1. https://www.consul.io/docs/guides/leader-election.html

As the article explains at length, using Zookeeper or etcd as a "locking service" in this way is not safe, even if the service is perfect and failure-free. There is a fundamental race condition between finding out that you've obtained a lock, and doing some other operation that assumes mutual exclusion.
It's not really "fundamental". It's simply that the process that acquires the lock can fail (or be paused, or partitioned away from everything else, etc), and if it does, but then comes back later with a valid lock, bad things may happen.

The author's solution is to push serialization logic into the resource/storage layer (by checking fencing tokens). But what if the resource is itself distributed? Then it needs it's own synchronization mechanism? It's locks all the way down.
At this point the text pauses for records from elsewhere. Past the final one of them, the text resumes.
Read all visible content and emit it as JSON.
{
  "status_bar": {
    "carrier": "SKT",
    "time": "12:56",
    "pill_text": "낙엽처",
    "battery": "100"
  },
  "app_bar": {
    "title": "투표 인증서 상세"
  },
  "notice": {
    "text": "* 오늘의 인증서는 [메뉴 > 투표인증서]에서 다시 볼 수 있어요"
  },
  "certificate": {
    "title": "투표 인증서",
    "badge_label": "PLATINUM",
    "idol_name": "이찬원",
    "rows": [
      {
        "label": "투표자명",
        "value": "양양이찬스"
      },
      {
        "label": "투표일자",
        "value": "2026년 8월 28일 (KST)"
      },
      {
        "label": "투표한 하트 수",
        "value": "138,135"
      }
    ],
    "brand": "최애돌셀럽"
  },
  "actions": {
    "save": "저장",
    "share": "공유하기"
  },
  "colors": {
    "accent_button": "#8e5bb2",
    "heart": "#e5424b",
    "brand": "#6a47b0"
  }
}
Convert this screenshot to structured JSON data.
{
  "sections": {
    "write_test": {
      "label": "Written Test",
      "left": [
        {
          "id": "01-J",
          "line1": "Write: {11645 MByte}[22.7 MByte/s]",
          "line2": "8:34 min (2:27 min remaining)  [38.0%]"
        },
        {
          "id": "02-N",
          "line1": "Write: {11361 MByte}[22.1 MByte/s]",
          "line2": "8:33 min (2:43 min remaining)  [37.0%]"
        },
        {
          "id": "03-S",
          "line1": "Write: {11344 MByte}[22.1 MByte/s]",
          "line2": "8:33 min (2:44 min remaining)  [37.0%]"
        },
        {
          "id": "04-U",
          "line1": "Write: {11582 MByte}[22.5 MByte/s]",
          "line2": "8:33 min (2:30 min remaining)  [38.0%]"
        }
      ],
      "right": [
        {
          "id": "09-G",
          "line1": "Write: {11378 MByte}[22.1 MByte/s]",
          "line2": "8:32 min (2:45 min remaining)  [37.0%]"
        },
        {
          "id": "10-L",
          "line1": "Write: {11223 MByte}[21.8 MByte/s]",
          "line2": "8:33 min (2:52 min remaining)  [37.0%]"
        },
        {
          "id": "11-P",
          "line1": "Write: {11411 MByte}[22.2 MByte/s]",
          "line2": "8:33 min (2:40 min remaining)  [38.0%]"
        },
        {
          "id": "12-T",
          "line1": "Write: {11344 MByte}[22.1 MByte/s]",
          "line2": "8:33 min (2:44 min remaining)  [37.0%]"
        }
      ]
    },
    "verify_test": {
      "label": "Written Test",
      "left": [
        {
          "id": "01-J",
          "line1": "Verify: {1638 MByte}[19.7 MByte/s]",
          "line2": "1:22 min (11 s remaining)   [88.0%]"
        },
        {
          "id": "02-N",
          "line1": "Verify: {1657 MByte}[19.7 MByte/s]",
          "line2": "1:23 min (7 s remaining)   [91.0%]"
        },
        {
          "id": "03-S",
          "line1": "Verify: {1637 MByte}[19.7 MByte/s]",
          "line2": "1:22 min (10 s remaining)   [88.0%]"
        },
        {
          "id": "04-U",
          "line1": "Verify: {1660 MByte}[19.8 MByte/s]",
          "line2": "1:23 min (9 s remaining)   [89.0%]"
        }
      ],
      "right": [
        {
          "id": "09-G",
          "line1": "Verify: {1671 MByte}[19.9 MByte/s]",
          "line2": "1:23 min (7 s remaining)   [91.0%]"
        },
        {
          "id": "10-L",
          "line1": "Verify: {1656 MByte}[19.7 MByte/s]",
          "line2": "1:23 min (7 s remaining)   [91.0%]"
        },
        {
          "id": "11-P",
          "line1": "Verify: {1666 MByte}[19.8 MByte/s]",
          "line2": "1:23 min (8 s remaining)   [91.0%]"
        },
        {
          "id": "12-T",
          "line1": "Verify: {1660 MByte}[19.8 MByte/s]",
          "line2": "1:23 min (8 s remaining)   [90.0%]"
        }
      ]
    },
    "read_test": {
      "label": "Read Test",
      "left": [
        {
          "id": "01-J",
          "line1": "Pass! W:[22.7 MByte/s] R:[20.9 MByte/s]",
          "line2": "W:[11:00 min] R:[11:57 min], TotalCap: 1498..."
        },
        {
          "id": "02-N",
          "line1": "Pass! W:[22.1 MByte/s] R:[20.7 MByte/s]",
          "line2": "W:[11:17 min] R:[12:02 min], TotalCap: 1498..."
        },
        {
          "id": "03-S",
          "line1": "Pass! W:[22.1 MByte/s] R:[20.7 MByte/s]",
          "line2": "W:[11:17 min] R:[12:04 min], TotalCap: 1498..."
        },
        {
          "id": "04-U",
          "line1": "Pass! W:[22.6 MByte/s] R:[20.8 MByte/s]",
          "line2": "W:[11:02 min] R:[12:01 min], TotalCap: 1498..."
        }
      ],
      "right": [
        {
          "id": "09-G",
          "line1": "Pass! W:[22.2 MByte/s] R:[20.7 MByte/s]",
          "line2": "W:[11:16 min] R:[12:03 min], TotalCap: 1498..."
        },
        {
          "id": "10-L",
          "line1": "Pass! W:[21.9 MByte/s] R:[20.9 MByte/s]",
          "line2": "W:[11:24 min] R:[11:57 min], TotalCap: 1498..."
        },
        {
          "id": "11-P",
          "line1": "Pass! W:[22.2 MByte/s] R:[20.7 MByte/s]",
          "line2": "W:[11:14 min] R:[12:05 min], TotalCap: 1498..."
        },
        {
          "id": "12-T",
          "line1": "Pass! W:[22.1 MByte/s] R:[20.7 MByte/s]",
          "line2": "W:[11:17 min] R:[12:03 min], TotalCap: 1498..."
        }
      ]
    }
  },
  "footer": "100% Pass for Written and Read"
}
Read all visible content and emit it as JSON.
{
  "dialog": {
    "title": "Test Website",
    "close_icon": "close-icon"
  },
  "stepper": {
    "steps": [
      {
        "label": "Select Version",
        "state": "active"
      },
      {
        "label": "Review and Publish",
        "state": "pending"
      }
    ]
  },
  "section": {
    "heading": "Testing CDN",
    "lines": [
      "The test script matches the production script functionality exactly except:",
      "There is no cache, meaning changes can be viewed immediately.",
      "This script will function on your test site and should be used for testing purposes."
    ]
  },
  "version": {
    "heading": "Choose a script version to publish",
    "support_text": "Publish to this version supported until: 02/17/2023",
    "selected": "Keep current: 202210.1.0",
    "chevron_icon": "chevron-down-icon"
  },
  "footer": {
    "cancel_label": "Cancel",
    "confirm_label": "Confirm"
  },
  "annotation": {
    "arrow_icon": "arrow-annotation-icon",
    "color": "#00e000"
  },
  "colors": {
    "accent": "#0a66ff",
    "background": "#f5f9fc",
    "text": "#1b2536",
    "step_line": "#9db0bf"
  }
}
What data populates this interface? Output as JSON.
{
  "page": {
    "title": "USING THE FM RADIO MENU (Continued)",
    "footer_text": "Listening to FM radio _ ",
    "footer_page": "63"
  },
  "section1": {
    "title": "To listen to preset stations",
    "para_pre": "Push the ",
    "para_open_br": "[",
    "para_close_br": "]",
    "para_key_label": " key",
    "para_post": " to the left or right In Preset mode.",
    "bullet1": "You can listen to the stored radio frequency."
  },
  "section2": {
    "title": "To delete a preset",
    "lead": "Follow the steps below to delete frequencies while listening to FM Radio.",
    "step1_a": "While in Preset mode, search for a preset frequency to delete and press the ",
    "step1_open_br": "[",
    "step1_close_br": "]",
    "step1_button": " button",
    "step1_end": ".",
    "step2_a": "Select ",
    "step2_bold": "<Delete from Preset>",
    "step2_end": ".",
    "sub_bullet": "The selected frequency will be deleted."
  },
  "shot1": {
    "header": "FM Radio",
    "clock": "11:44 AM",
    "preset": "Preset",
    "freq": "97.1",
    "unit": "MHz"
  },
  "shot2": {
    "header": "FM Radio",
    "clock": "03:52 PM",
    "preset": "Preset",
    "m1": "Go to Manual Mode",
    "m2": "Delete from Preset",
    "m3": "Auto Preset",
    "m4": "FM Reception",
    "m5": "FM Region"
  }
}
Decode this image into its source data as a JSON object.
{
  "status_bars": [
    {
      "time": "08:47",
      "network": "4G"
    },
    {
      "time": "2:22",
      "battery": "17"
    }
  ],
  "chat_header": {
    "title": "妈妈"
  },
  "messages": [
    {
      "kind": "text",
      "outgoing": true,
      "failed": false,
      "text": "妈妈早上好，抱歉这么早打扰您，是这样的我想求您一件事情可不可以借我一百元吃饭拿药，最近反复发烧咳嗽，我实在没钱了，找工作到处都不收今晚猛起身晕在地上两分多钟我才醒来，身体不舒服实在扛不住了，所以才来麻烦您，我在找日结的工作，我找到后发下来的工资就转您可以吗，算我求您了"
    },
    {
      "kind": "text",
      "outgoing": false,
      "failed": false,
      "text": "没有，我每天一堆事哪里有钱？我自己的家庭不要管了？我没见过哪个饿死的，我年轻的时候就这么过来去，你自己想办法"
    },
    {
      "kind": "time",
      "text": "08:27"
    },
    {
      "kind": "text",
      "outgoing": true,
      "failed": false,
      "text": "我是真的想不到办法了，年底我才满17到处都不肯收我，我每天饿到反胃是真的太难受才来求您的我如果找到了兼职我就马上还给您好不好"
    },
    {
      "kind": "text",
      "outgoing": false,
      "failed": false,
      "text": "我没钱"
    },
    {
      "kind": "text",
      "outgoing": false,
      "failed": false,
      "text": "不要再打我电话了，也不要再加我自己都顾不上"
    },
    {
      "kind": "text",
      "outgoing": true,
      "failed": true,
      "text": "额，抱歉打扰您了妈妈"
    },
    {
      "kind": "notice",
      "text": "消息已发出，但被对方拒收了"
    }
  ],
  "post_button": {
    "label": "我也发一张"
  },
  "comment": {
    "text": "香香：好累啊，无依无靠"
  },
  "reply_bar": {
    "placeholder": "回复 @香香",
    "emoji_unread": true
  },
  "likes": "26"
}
Thinking more about it, this is a fundamental weakness of having self-policing processes, which I suppose is the OP's main point. It can be mitigated by having infinite lock TTLs, at the cost of risking system deadlock on process failure. Thank you to GPP for spurring me to think more deeply about this.

As I stated, though, if the resource being protected is either a distributed system itself, or a system that cannot support fencing logic, this failure mode is difficult or impossible to prevent. The frequency of failure should be kept in mind here: most services can probably guarantee 99.99% uptime against the likelihood of 5 minute GC pauses.

Doesn't it have the same issue that redis does?
Nope, zookeeper nodes have ids that always increment and can be used for fencing, compare-and-set and more...
I was talking about consul and etcd.
In the linked consul documentation, we see a `LockIndex` field in the lock state; https://www.consul.io/docs/agent/http/kv.html confirms that "LockIndex is the number of times this key has successfully been acquired in a lock. If the lock is held, the Session key provides the session that owns the lock."

So you can do fencing with consul.

For etcd: https://coreos.com/etcd/docs/0.4.7/etcd-api/

node.modifiedIndex appears sensible for fencing.